Encompass Technologies
- Type: Corporation
- Industry: Beverage Distributing Software
- Founded: 2001; 25 years ago
- Founder: Jonathan O'Neil Kent O'Neil
- Headquarters: Colorado, U.S.
- Products: Enterprise Resource Planning WMS Voice-Directed Order Picking IOT-hardware
- Website: encompasstech.com

= Encompass Technologies =

Encompass Technologies is an American multinational enterprise resource planning (ERP/RAS) and beverage production management software corporation headquartered  in Fort Collins, Colorado. Encompass develops three native, cloud-based softwares:

1. Distribution Cloud: A beverage distribution management software for beverage distributors, wholesalers and retailers.
2. Production Cloud: A production software for beverage producers (such as beer, spirits, THC, cider, etc.)
3. vintrace: A wine production software for wineries.

Its slogan is “Optimizing the beverage supply chain from maker to market”.

Encompass has 200+ employees, 2600+ customers, 562k+ serviced retailers, 2M+ active users, $1.5B monthly retail transactions, and customers in 19 countries.

== History ==
In 2020, Encompass merged with Orchestra Software and acquired Handoff to provide SaaS solutions with the entire supply chain of brewers, distilleries, distributors, and retailers.

The O'Neil family established Encompass Technologies in late 2001.

Encompass became the first cloud-based warehouse management system in 2011.

In January 2015, the Fort Collins headquarters transferred to the completed location at 420 Linden Street. The location is shared with upstairs apartments and is estimated to generate $1.2 million in additional tax revenue for Fort Collins through 2031.
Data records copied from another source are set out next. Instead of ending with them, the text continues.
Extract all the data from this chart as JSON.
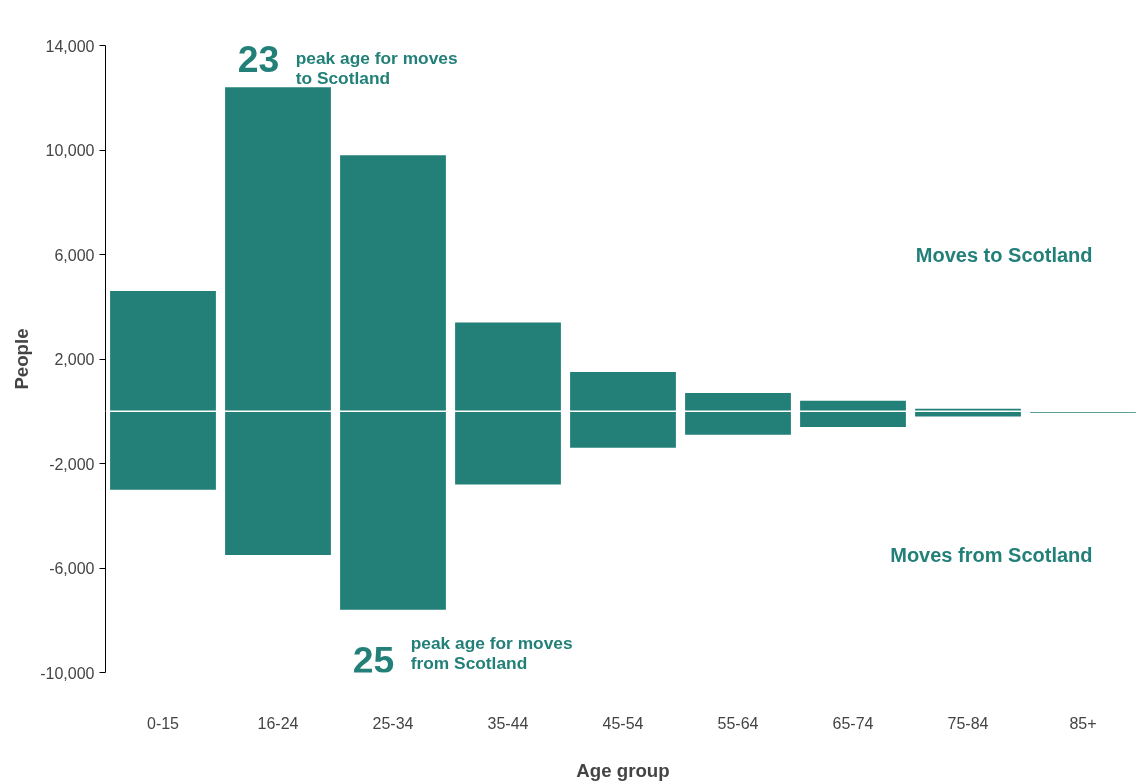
{
  "chart_data": {
    "type": "bar",
    "xlabel": "Age group",
    "ylabel": "People",
    "categories": [
      "0-15",
      "16-24",
      "25-34",
      "35-44",
      "45-54",
      "55-64",
      "65-74",
      "75-84",
      "85+"
    ],
    "series": [
      {
        "color": "#238079",
        "values": [
          4600,
          12400,
          9800,
          3400,
          1500,
          700,
          400,
          100,
          null
        ]
      },
      {
        "color": "#238079",
        "values": [
          -3000,
          -5500,
          -7600,
          -2800,
          -1400,
          -900,
          -600,
          -200,
          -60
        ]
      }
    ],
    "ylim": [
      -10000,
      14000
    ],
    "yticks": [
      {
        "value": -10000,
        "label": "-10,000"
      },
      {
        "value": -6000,
        "label": "-6,000"
      },
      {
        "value": -2000,
        "label": "-2,000"
      },
      {
        "value": 2000,
        "label": "2,000"
      },
      {
        "value": 6000,
        "label": "6,000"
      },
      {
        "value": 10000,
        "label": "10,000"
      },
      {
        "value": 14000,
        "label": "14,000"
      }
    ],
    "ref_lines": [
      {
        "axis": "y",
        "value": 0,
        "label": null,
        "color": "#ffffff"
      }
    ],
    "annotations": [
      "23",
      "peak age for moves to Scotland",
      "25",
      "peak age for moves from Scotland",
      "Moves to Scotland",
      "Moves from Scotland"
    ],
    "grid": false,
    "stacked": true
  }
}
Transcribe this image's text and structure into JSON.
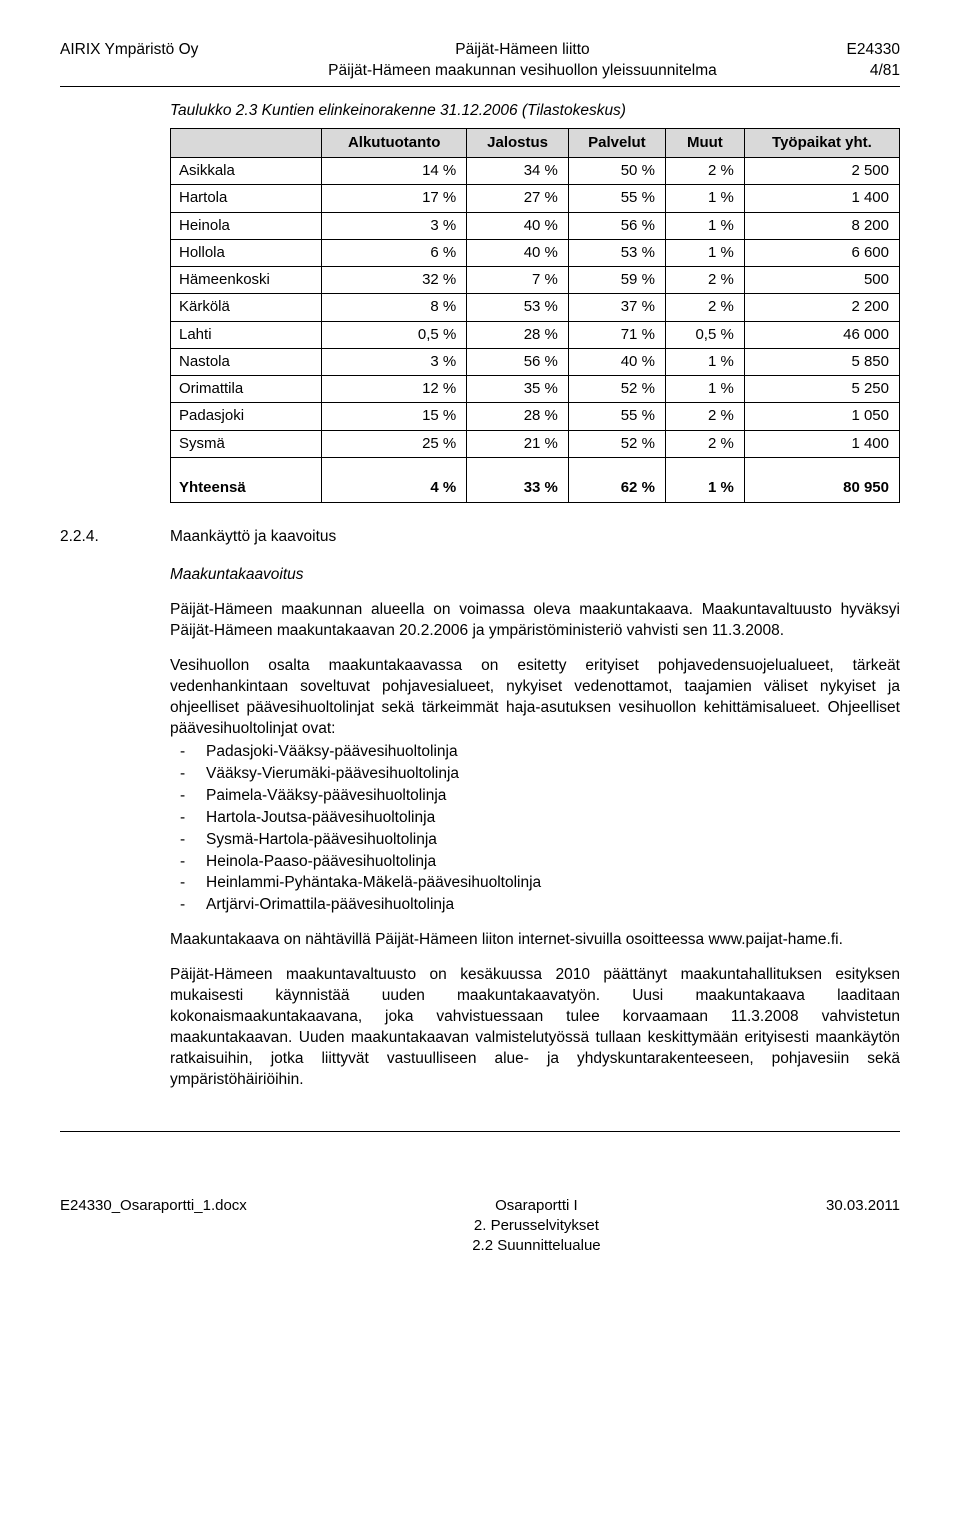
{
  "header": {
    "left": "AIRIX Ympäristö Oy",
    "center_top": "Päijät-Hämeen liitto",
    "center_bottom": "Päijät-Hämeen maakunnan vesihuollon yleissuunnitelma",
    "right_top": "E24330",
    "right_bottom": "4/81"
  },
  "table_caption": "Taulukko 2.3 Kuntien elinkeinorakenne 31.12.2006 (Tilastokeskus)",
  "table": {
    "headers": [
      "",
      "Alkutuotanto",
      "Jalostus",
      "Palvelut",
      "Muut",
      "Työpaikat yht."
    ],
    "rows": [
      [
        "Asikkala",
        "14 %",
        "34 %",
        "50 %",
        "2 %",
        "2 500"
      ],
      [
        "Hartola",
        "17 %",
        "27 %",
        "55 %",
        "1 %",
        "1 400"
      ],
      [
        "Heinola",
        "3 %",
        "40 %",
        "56 %",
        "1 %",
        "8 200"
      ],
      [
        "Hollola",
        "6 %",
        "40 %",
        "53 %",
        "1 %",
        "6 600"
      ],
      [
        "Hämeenkoski",
        "32 %",
        "7 %",
        "59 %",
        "2 %",
        "500"
      ],
      [
        "Kärkölä",
        "8 %",
        "53 %",
        "37 %",
        "2 %",
        "2 200"
      ],
      [
        "Lahti",
        "0,5 %",
        "28 %",
        "71 %",
        "0,5 %",
        "46 000"
      ],
      [
        "Nastola",
        "3 %",
        "56 %",
        "40 %",
        "1 %",
        "5 850"
      ],
      [
        "Orimattila",
        "12 %",
        "35 %",
        "52 %",
        "1 %",
        "5 250"
      ],
      [
        "Padasjoki",
        "15 %",
        "28 %",
        "55 %",
        "2 %",
        "1 050"
      ],
      [
        "Sysmä",
        "25 %",
        "21 %",
        "52 %",
        "2 %",
        "1 400"
      ]
    ],
    "total": [
      "Yhteensä",
      "4 %",
      "33 %",
      "62 %",
      "1 %",
      "80 950"
    ]
  },
  "section": {
    "num": "2.2.4.",
    "title": "Maankäyttö ja kaavoitus",
    "subhead": "Maakuntakaavoitus",
    "para1": "Päijät-Hämeen maakunnan alueella on voimassa oleva maakuntakaava. Maakuntavaltuusto hyväksyi Päijät-Hämeen maakuntakaavan 20.2.2006 ja ympäristöministeriö vahvisti sen 11.3.2008.",
    "para2": "Vesihuollon osalta maakuntakaavassa on esitetty erityiset pohjavedensuojelualueet, tärkeät vedenhankintaan soveltuvat pohjavesialueet, nykyiset vedenottamot, taajamien väliset nykyiset ja ohjeelliset päävesihuoltolinjat sekä tärkeimmät haja-asutuksen vesihuollon kehittämisalueet. Ohjeelliset päävesihuoltolinjat ovat:",
    "list": [
      "Padasjoki-Vääksy-päävesihuoltolinja",
      "Vääksy-Vierumäki-päävesihuoltolinja",
      "Paimela-Vääksy-päävesihuoltolinja",
      "Hartola-Joutsa-päävesihuoltolinja",
      "Sysmä-Hartola-päävesihuoltolinja",
      "Heinola-Paaso-päävesihuoltolinja",
      "Heinlammi-Pyhäntaka-Mäkelä-päävesihuoltolinja",
      "Artjärvi-Orimattila-päävesihuoltolinja"
    ],
    "para3": "Maakuntakaava on nähtävillä Päijät-Hämeen liiton internet-sivuilla osoitteessa www.paijat-hame.fi.",
    "para4": "Päijät-Hämeen maakuntavaltuusto on kesäkuussa 2010 päättänyt maakuntahallituksen esityksen mukaisesti käynnistää uuden maakuntakaavatyön. Uusi maakuntakaava laaditaan kokonaismaakuntakaavana, joka vahvistuessaan tulee korvaamaan 11.3.2008 vahvistetun maakuntakaavan. Uuden maakuntakaavan valmistelutyössä tullaan keskittymään erityisesti maankäytön ratkaisuihin, jotka liittyvät vastuulliseen alue- ja yhdyskuntarakenteeseen, pohjavesiin sekä ympäristöhäiriöihin."
  },
  "footer": {
    "left": "E24330_Osaraportti_1.docx",
    "center_top": "Osaraportti I",
    "center_mid": "2. Perusselvitykset",
    "center_bot": "2.2 Suunnittelualue",
    "right": "30.03.2011"
  }
}
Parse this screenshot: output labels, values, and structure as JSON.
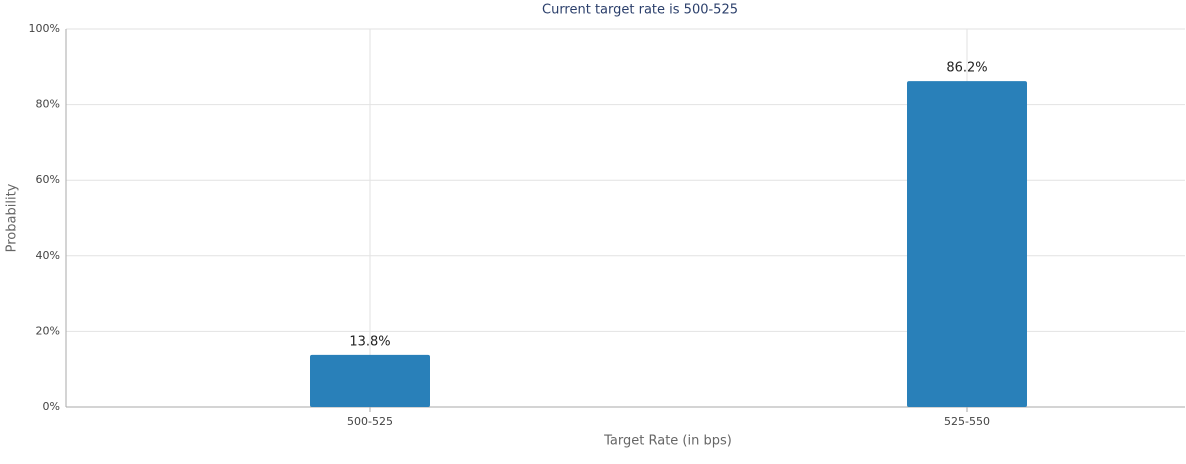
{
  "chart_data": {
    "type": "bar",
    "title": "Current target rate is 500-525",
    "x_label": "Target Rate (in bps)",
    "y_label": "Probability",
    "categories": [
      "500-525",
      "525-550"
    ],
    "values": [
      13.8,
      86.2
    ],
    "value_labels": [
      "13.8%",
      "86.2%"
    ],
    "color": "#2980b9",
    "ylim": [
      0,
      100
    ],
    "yticks": [
      {
        "value": 0,
        "label": "0%"
      },
      {
        "value": 20,
        "label": "20%"
      },
      {
        "value": 40,
        "label": "40%"
      },
      {
        "value": 60,
        "label": "60%"
      },
      {
        "value": 80,
        "label": "80%"
      },
      {
        "value": 100,
        "label": "100%"
      }
    ],
    "grid": true
  }
}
In October 2020, Encompass Technologies merged with Orchestra Software, a Portland, Oregon-based software and services solution for the craft beverage industry.

In November 2020, Encompass acquired Handoff, a Denver-based alcohol delivery startup that serves retailers.

In 2022, Encompass acquired vintrace, an Australian wine production software company.

In 2025, Encompass acquired eVineyard, a Slovenian vineyard management software company.

== Products ==

=== Distribution Cloud ===
Distribution Cloud is an ERP platform for beverage distributors built on the Snowflake database. It includes modules for warehouse management, logistics, and finance.

Capabilities include: portfolio management, sales, market and eCommerce execution, warehouse management, routing and logistics, reporting and analytics, financial management, supplier collaboration, and integrations.

Often categorized as a Route Accounting System (RAS) or Enterprise Resource Planning (ERP) system, Encompass has since expanded its capabilities beyond the original use case of the solution to support suppliers and retailers as well.

=== Production Cloud ===
Encompass Production Cloud is a solution for beverage production management. Producers use the platform to manage production and business operations.

Typically used by craft breweries to brew beer, the solution can also be used to produce spirits, kombucha, THC-based beverages, Non-Alcoholic beverages, Ciders, Flavored Malt Beverages, and Ready to Drink (RTD) beverages.

Capabilities include inventory, production, sales, finance, reporting, quality control, self-distribution, brewers report of operations, and product information management.

For distilleries, capabilities also include contract production, spirit blending, barrel management, and distillers report of operations.

=== vintrace ===
vintrace is a wine production software. It was founded in Australia in 2007 with the mission to create a modern, cloud-based solution for winemakers. vintrace has 7600 users across 19 countries.

Capabilities include dry goods tracking and management, bottling logistics, inventory management, reporting, TTB compliance, direct purchasing and sales, and work process management.

vintrace has both SOC 1 Type 2 and SOC 2 Type 2 certifications.

== Partnerships ==
In March 2025, Encompass announced their partnership with Southern Crown Partners, an Anheuser-Busch wholesaler in South Carolina in the Southeast region. Southern Crown Partners developed a mileage tracking solution within the Encompass platform with similar functionality to softwares like Everlance or Motus (who have now merged). The partnership entails a long-term, multi-product handover to Encompass for further research and development investment, as well as deployment to the rest of their customer base. The first of these solutions was for mileage tracking, which Encompass has now branded, Mileage Tracker, an optional add-on to their Distribution Cloud solution.

In June 2025, Encompass announced a partnership with Stripe to release PayLink Capital. The premise is that Stripe will provide access to capital to distributors quicker than traditional processes.